Les sympathisants PS et UMP plus protectionnistes que ceux du FN

"L'identification des méfaits du libre-échange sur l'économie française apparaît à une grande majorité de Français et dépasse les cadres politiques", analyse l'économiste Jacques Sapir, un fervent partisan du protectionnisme. En effet, 71% des sympathisants PS et 74% de ceux de l'UMP sont favorables à l'augmentation des barrières douanières... contre seulement 61% des sympathisants du Front national.

L'Union européenne (UE) apparaît également comme la meilleure réponse à la mondialisation : 80% des sondés estiment que l'UE est le niveau d'action le plus pertinent pour relever les droits de douane. Même les sympathisants FN plébiscitent l'Europe sur ce sujet, à 57%. 43% d'entre eux préfèrent augmenter les droits de douane aux frontières de la France, contre seulement 10% chez les sympathisants PS et UMP.

Lever le tabou du protectionnisme

Pour l'économiste Emmanuel Todd, ce sondage est l'occasion de "lever le tabou" du protectionnisme. "Le libre-échangisme est devenu un dogme indiscutable de l'économie libérale, comme si le remettre en question revenait à faire un pas en arrière", déplore-t-il.
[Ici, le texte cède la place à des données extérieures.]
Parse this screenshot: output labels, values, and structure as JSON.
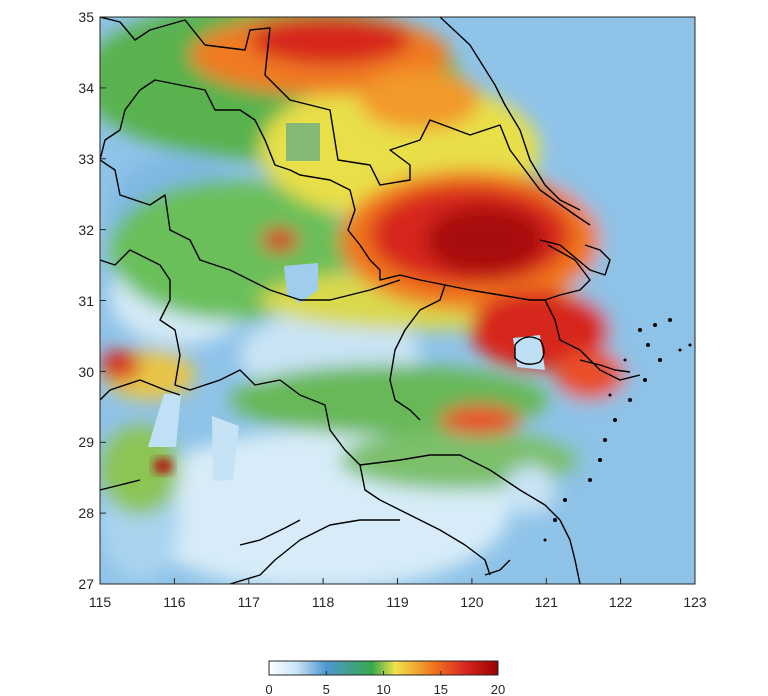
{
  "map": {
    "x_ticks": [
      "115",
      "116",
      "117",
      "118",
      "119",
      "120",
      "121",
      "122",
      "123"
    ],
    "y_ticks": [
      "35",
      "34",
      "33",
      "32",
      "31",
      "30",
      "29",
      "28",
      "27"
    ],
    "lon_range": [
      115,
      123
    ],
    "lat_range": [
      27,
      35
    ]
  },
  "colorbar": {
    "ticks": [
      "0",
      "5",
      "10",
      "15",
      "20"
    ],
    "range": [
      0,
      20
    ],
    "colors": [
      "#ffffff",
      "#a9d4ef",
      "#4f97d2",
      "#36a84a",
      "#f0e24a",
      "#f0761f",
      "#d7261e",
      "#990000"
    ]
  }
}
Avec une poignée d'autres économistes français, Emmanuel Todd fait partie des "démondialistes", un groupe qui prône un protectionnisme raisonné, mais s'oppose sur ses modalités. "La doctrine de la démondialisation est une branche de la pensée libérale et ne signifie absolument pas une fermeture et un repli économique et social sur les frontières nationales comme le préconise Marine Le Pen"», précise-t-il.

Philippe Murer, professeur de finances à la Sorbonne et à l'initiative de ce sondage, estime que la société française doit se saisir du débat sur le protectionnisme. "On ne peut pas laisser au seul Front national ces questions, car le sondage montre que l'ensemble des Français se les posent. D'autant plus que le protectionnisme n'est pas labellisé Marine Le Pen, puisque le Front de Gauche, Arnaud Montebourg ou le souverainiste Nicolas Dupont-Aignan se revendiquent également protectionnistes", plaide-t-il.

Pour sa part, l'économiste Hervé Juvin se réjouit que ce démondialisme s'invite à la primaire du PS par l'intermédiaire d'Arnaud Montebourg. "La haine de la nation, c'est l'internationalisme des imbéciles", lâche-t-il, volontiers polémiste.